That’s why I liked Sebastian. I wasn’t a professional painter yet, and not even that much of an amateur if you count the previous year or so, but still: I was a painter who just needed to paint. Sebastian was nothing of the sort. He’s an audience member.
Painter and audience, myself and Sebastian, we were the perfect symbiotic relationship. That was my theory anyway. In practice, we were something else entirely.
I had a good job that, in theory, should have supported my ambitions. I had money for supplies. I didn’t construct my own canvasses any more. My color palate was bigger even than it was in college. I could afford my own two-bedroom flat, one room for sleeping, one for painting.

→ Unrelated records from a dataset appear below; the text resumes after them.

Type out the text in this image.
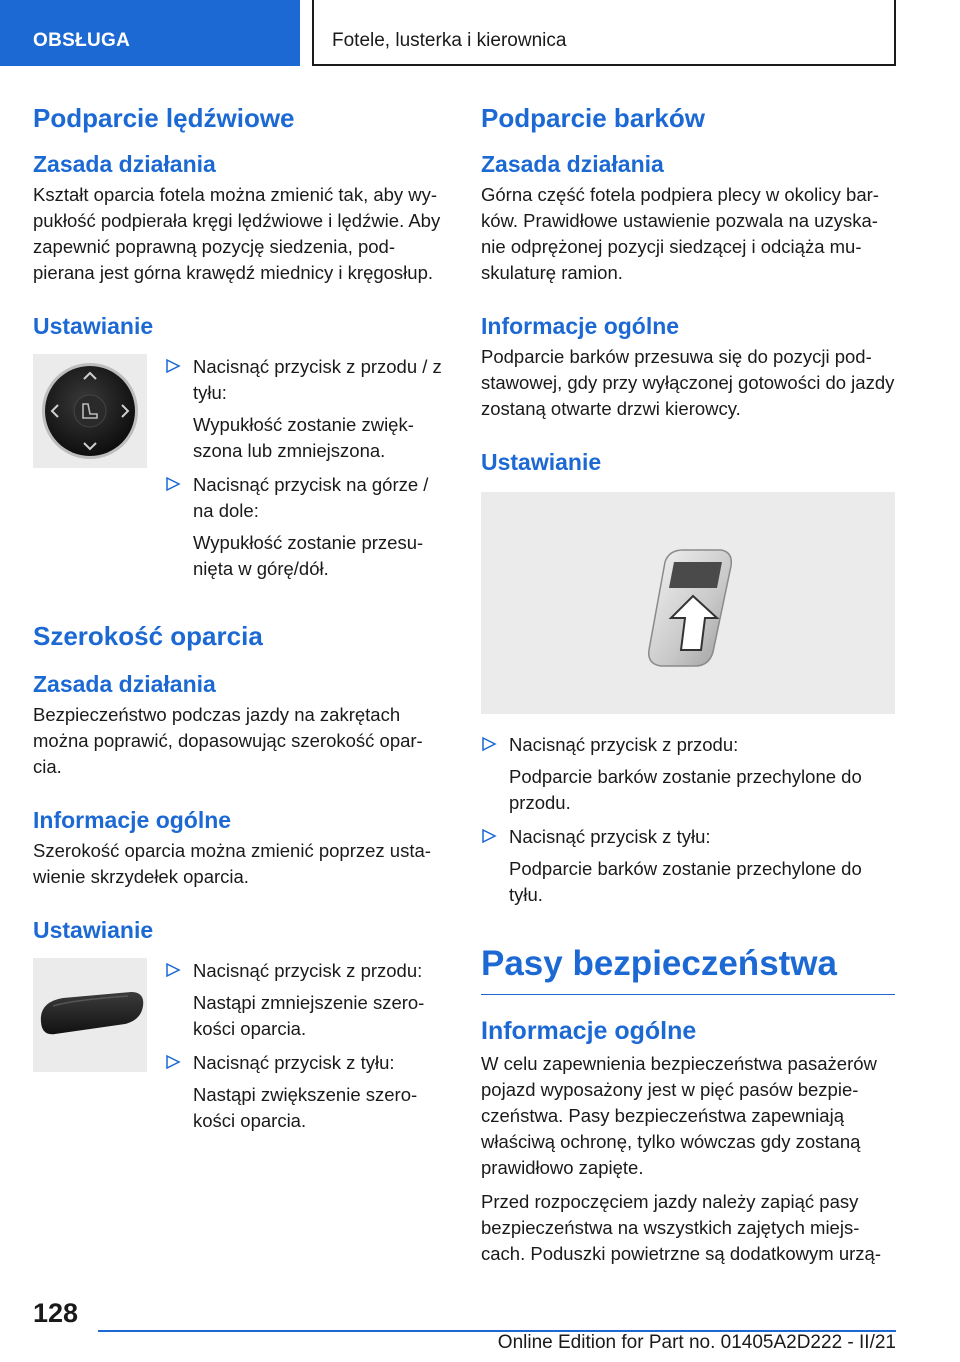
OBSŁUGA	Fotele, lusterka i kierownica
Podparcie lędźwiowe
Zasada działania

Kształt oparcia fotela można zmienić tak, aby wy-pukłość podpierała kręgi lędźwiowe i lędźwie. Aby zapewnić poprawną pozycję siedzenia, pod-pierana jest górna krawędź miednicy i kręgosłup.

Ustawianie
Nacisnąć przycisk z przodu / z tyłu:
Wypukłość zostanie zwięk-szona lub zmniejszona.
Nacisnąć przycisk na górze / na dole:
Wypukłość zostanie przesu-nięta w górę/dół.
Szerokość oparcia
Zasada działania

Bezpieczeństwo podczas jazdy na zakrętach można poprawić, dopasowując szerokość opar-cia.

Informacje ogólne

Szerokość oparcia można zmienić poprzez usta-wienie skrzydełek oparcia.

Ustawianie
Nacisnąć przycisk z przodu:
Nastąpi zmniejszenie szero-kości oparcia.
Nacisnąć przycisk z tyłu:
Nastąpi zwiększenie szero-kości oparcia.
Podparcie barków
Zasada działania

Górna część fotela podpiera plecy w okolicy bar-ków. Prawidłowe ustawienie pozwala na uzyska-nie odprężonej pozycji siedzącej i odciąża mu-skulaturę ramion.

Informacje ogólne

Podparcie barków przesuwa się do pozycji pod-stawowej, gdy przy wyłączonej gotowości do jazdy zostaną otwarte drzwi kierowcy.

Ustawianie
Nacisnąć przycisk z przodu:
Podparcie barków zostanie przechylone do przodu.
Nacisnąć przycisk z tyłu:
Podparcie barków zostanie przechylone do tyłu.
Pasy bezpieczeństwa
Informacje ogólne

W celu zapewnienia bezpieczeństwa pasażerów pojazd wyposażony jest w pięć pasów bezpie-czeństwa. Pasy bezpieczeństwa zapewniają właściwą ochronę, tylko wówczas gdy zostaną prawidłowo zapięte.

Przed rozpoczęciem jazdy należy zapiąć pasy bezpieczeństwa na wszystkich zajętych miejs-cach. Poduszki powietrzne są dodatkowym urzą-

128
Online Edition for Part no. 01405A2D222 - II/21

The room for painting, at least according to the landlady, was haunted. I even had time. I sat in there in front of a canvas five, six, seven times a week. I had a stack of bulk bought, plastic-wrapped canvasses leaning against the back wall of my studio. The only one that wasn’t blank was the one on my easel. Far from it. It had been painted over so many times that I was on the verge of considering it a sculpture.
The night before I washed myself of Sebastian, I was sitting at my canvas when he called and asked me over to watch a movie. I wasn't actually painting and really didn't have the desire to start. So I said yes and got on the 71 bus to his place.
[Sebastian] We watched one of my favorite romantic comedies. It was the one where the girl and the boy end up falling madly in love with each other.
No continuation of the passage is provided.